Hello!
I have a bunch of reference contigs, obtained with SPAdes, and RNA-seq data analyzed with salmon for control and experimental sample (let it be c_ and 2_). For every gene, there are several contigs, differing by length. Here are some tables
Control:
~$ head ./salmon/c_Hu_quant/quant.sf
Name Length EffectiveLength TPM NumReads
GENE_A_NODE_1_length_24424_cov_435.483225_g0_i0 24424 572630.331 0.001707 106.950
GENE_A_NODE_2_length_2167_cov_448.144312_g0_i1 2167 238749.662 2.123121 55473.174
GENE_B_NODE_3_length_16211_cov_105.093072_g1_i0 16211 774366.222 0.044384 3761.324
GENE_B_NODE_4_length_1580_cov_123.258835_g2_i0 1580 100481.162 0.250976 2759.830
Experimental:
~$ head ./salmon/2_Hu_quant/quant.sf
Name Length EffectiveLength TPM NumReads
GENE_A_NODE_1_length_24424_cov_435.483225_g0_i0 24424 257379.238 0.001724 47.207
GENE_A_NODE_2_length_2167_cov_448.144312_g0_i1 2167 112914.001 2.275767 27341.409
GENE_B_NODE_3_length_16211_cov_105.093072_g1_i0 16211 360023.500 0.066320 2540.525
GENE_B_NODE_4_length_1580_cov_123.258835_g2_i0 1580 67844.237 0.004987 36.000
So, the first two contigs are for Gene A, and the second two contigs are for Gene B. (The presented data are not actual, just for representation)
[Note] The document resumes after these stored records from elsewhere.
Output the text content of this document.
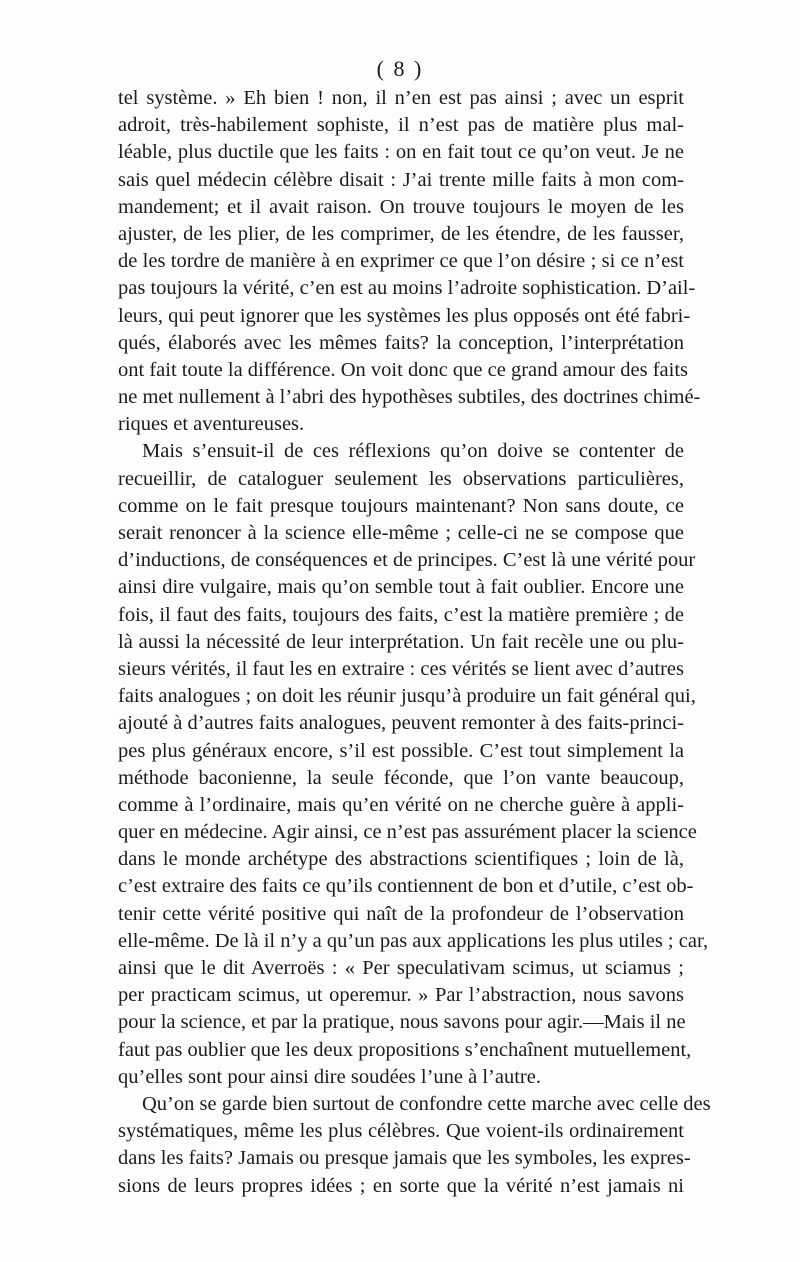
( 8 )
tel système. » Eh bien ! non, il n’en est pas ainsi ; avec un esprit
adroit, très-habilement sophiste, il n’est pas de matière plus mal-
léable, plus ductile que les faits : on en fait tout ce qu’on veut. Je ne
sais quel médecin célèbre disait : J’ai trente mille faits à mon com-
mandement; et il avait raison. On trouve toujours le moyen de les
ajuster, de les plier, de les comprimer, de les étendre, de les fausser,
de les tordre de manière à en exprimer ce que l’on désire ; si ce n’est
pas toujours la vérité, c’en est au moins l’adroite sophistication. D’ail-
leurs, qui peut ignorer que les systèmes les plus opposés ont été fabri-
qués, élaborés avec les mêmes faits? la conception, l’interprétation
ont fait toute la différence. On voit donc que ce grand amour des faits
ne met nullement à l’abri des hypothèses subtiles, des doctrines chimé-
riques et aventureuses.
Mais s’ensuit-il de ces réflexions qu’on doive se contenter de
recueillir, de cataloguer seulement les observations particulières,
comme on le fait presque toujours maintenant? Non sans doute, ce
serait renoncer à la science elle-même ; celle-ci ne se compose que
d’inductions, de conséquences et de principes. C’est là une vérité pour
ainsi dire vulgaire, mais qu’on semble tout à fait oublier. Encore une
fois, il faut des faits, toujours des faits, c’est la matière première ; de
là aussi la nécessité de leur interprétation. Un fait recèle une ou plu-
sieurs vérités, il faut les en extraire : ces vérités se lient avec d’autres
faits analogues ; on doit les réunir jusqu’à produire un fait général qui,
ajouté à d’autres faits analogues, peuvent remonter à des faits-princi-
pes plus généraux encore, s’il est possible. C’est tout simplement la
méthode baconienne, la seule féconde, que l’on vante beaucoup,
comme à l’ordinaire, mais qu’en vérité on ne cherche guère à appli-
quer en médecine. Agir ainsi, ce n’est pas assurément placer la science
dans le monde archétype des abstractions scientifiques ; loin de là,
c’est extraire des faits ce qu’ils contiennent de bon et d’utile, c’est ob-
tenir cette vérité positive qui naît de la profondeur de l’observation
elle-même. De là il n’y a qu’un pas aux applications les plus utiles ; car,
ainsi que le dit Averroës : « Per speculativam scimus, ut sciamus ;
per practicam scimus, ut operemur. » Par l’abstraction, nous savons
pour la science, et par la pratique, nous savons pour agir.—Mais il ne
faut pas oublier que les deux propositions s’enchaînent mutuellement,
qu’elles sont pour ainsi dire soudées l’une à l’autre.
Qu’on se garde bien surtout de confondre cette marche avec celle des
systématiques, même les plus célèbres. Que voient-ils ordinairement
dans les faits? Jamais ou presque jamais que les symboles, les expres-
sions de leurs propres idées ; en sorte que la vérité n’est jamais ni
Here is my question: Should I combine salmon data for each gene (e.g. sum NumReads together) or just filter and keep the longest one (NODE_1 for gene A and NODE_3 for gene B)? My next step is differential expression analysis.
Thank you.
Is this a
de novo
transcriptome assembly? Then potentially what you are referring to as "contigs" are assembled transcripts. Have you done the due diligence of making sure you have a reasonably non-redundant reference after the assembly?The two contigs in each case seem to have size difference of an order of magnitude? Are you sure the smaller of the two is not present in the larger "contig"?
Yes, this is de novo. Completeness is 92% , according to BUSCO.
The values here are examples, but yes, shorter contigs could be found in bigger (in the same gene).
Can you clarify if this is a pro- or eukaryotic organism? Did you use
rnaSPAdes
since you have RNAseq data?Yes, I used rnaSPAdes. I performed a hybrid assembly using 6 samples with Illumina short reads and one sample with Oxford Nanopore long reads.
Eukaryotic
Could you please have a look a part of the real data?
These 20 transcripts belong to the same domain according to the Interproscan annotation. Also, I have the correspondence table between transcript_ID and gene.
If I am going to use DESeq2, should I provide all the data (without any filtering) despite there being duplicates in genes?